The jurors filed out in their usual silence. From his seat, number six, juror Lon Cryer had the longest walk to the door. He kept his head down most of the way, then turned to the defense table and raised his fist in a black power salute. Then he, too, left the courtroom.
Most of the jurors dissolved into tears when they arrived back in the deliberation room. They hugged and wept and clung to one another for support. After a few minutes, a pair of deputies came to escort them up to the lounge on the eleventh floor, where they had done most of their waiting over the course of the trial. There the tears mostly stopped, and the jurors sat in shell-shocked silence on the couches and easy chairs. Finally, Carrie Bess said something to no one in particular:
“We’ve got to protect our own.”
EPILOGUE: “NOW I CAN TELL YOU”
Larry Schiller, literary entrepreneur, had laid careful plans to cash in quickly on an acquittal. Within an hour of the verdict, Simpson was driven in a white van from downtown to his home in Brentwood. He was accompanied by Robert Kardashian, Schiller, and Schiller’s camera.
Schiller and his girlfriend, Kathy Amermann, had both worked as photographers over the years, and Schiller knew that exclusive photographs of the victory party would command a hefty price. In the weeks before the verdict, Schiller arranged to sell first rights to the photos to the supermarket tabloid Star for a six-figure sum. (Simpson and Schiller split the proceeds, and the photographs bore the copyright marks of both of their companies-Orenthal Productions and Polaris Communications.)
The verdict came on a Tuesday, which was the Star ’s weekly deadline, but the resourceful Schiller had made contingency plans so the pictures could make it into the next issue. While the jury was deliberating, Schiller had converted the garage at Simpson’s home into a photo developing lab and turned the maid’s room into a satellite transmission center. All during the evening after the verdict, as friends and family joined Simpson to toast his freedom, Schiller and Amermann snapped dozens of photos, hurriedly developed them in the garage, then transmitted them to the Star from Gigi Guarin’s old quarters. The following morning, Schiller sent a CD-ROM full of party photographs on a plane to Germany. The Schiller-Simpson joint venture had sold those for an additional fee to the weekly Stern .
It was a rather quiet celebration at Rockingham that evening.

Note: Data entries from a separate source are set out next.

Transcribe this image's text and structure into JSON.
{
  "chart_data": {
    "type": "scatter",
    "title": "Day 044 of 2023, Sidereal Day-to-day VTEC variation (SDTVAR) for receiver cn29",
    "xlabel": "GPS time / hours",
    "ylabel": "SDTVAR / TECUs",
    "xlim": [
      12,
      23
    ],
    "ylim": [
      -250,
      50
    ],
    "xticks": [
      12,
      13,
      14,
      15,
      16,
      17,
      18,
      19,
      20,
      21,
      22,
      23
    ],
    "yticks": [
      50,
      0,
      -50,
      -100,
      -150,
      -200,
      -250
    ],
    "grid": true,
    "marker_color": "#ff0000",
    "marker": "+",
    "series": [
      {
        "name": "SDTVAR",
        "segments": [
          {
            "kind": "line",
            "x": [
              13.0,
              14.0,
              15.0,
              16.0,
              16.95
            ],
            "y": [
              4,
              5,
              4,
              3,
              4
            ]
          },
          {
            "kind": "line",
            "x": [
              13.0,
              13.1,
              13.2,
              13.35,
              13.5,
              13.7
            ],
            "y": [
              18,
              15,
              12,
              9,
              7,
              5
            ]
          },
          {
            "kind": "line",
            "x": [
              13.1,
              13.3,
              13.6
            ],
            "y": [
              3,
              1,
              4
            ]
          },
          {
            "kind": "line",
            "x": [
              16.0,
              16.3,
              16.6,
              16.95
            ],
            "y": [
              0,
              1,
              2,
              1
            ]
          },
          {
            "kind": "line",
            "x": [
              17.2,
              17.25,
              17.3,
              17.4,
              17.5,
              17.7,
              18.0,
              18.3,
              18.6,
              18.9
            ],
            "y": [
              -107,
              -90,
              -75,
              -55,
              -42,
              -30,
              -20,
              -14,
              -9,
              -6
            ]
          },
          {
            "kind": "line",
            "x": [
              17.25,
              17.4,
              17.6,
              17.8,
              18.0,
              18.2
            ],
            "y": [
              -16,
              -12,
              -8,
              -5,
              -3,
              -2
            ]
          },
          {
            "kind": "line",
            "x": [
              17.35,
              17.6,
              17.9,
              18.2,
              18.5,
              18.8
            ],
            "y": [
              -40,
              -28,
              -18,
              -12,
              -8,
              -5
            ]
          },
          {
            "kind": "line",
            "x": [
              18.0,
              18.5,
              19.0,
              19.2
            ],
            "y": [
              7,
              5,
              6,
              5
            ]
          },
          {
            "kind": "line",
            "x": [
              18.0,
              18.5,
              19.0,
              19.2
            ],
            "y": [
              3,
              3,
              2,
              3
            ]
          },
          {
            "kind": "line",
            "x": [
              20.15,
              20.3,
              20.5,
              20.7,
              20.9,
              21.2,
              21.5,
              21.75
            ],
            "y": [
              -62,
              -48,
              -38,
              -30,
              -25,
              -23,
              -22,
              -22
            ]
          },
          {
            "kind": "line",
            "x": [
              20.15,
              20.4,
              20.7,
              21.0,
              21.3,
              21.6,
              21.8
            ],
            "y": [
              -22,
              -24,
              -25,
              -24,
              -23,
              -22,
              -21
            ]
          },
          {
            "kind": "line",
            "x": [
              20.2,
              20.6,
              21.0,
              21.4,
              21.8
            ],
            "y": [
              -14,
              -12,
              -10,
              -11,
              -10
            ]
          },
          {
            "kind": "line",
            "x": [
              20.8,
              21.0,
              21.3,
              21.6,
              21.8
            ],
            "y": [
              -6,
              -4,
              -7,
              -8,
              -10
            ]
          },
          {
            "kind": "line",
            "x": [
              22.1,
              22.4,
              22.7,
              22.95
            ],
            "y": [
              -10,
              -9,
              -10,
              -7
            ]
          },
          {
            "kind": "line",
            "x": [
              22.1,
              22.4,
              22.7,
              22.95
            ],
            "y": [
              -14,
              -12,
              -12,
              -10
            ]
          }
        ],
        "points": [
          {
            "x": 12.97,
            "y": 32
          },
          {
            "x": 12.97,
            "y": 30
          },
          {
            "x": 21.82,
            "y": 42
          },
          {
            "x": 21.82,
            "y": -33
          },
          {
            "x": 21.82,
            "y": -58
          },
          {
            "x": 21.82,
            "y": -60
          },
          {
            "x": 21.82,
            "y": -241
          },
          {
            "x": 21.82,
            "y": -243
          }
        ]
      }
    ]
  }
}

The small, dedicated group who had stood by Simpson throughout the long trial all paid their respects. There was his family, of course, presided over by his mother and two sisters, as well as his older children, Jason and Arnelle. A. C. Cowlings was there, as was Skip Taft, Simpson’s business manager. Most striking were the absences-the golfing buddies, Nicole’s friends, the dozens of pals who used to attend Simpson’s annual Fourth of July bash at the house. They had all chosen the other side in this case. Those guests who did come gathered around a piano and sang hymns. Simpson mostly stayed in his bedroom, receiving guests in small groups. Only one person stayed by Simpson’s side the entire evening. That was Peter Burt, a reporter for the Star , whose presence was part of Schiller’s deal with the magazine.
After the party, it was Schiller who did not leave Simpson’s side. With his camera at the ready, Schiller followed O.J. for the next several days, documenting his life for the resale market. On October 6, three days after the verdict, Schiller’s literary agent, Ike Williams, faxed a letter to book publishers offering a sequel to I Want to Tell You . Williams said this next book, to be entitled Now I Can Tell You , would be “O.J. Simpson’s first person account of the trial from his arrest to the not-guilty verdict and his reunion with his family.” Like the first book, this one would be “organized and edited by Larry Schiller,” but there would be an additional bonus: The Schiller-Simpson joint venture was also offering Schiller’s “original and unique” photographs of Simpson’s reunion with Sydney and Justin Simpson, which took place on October 4.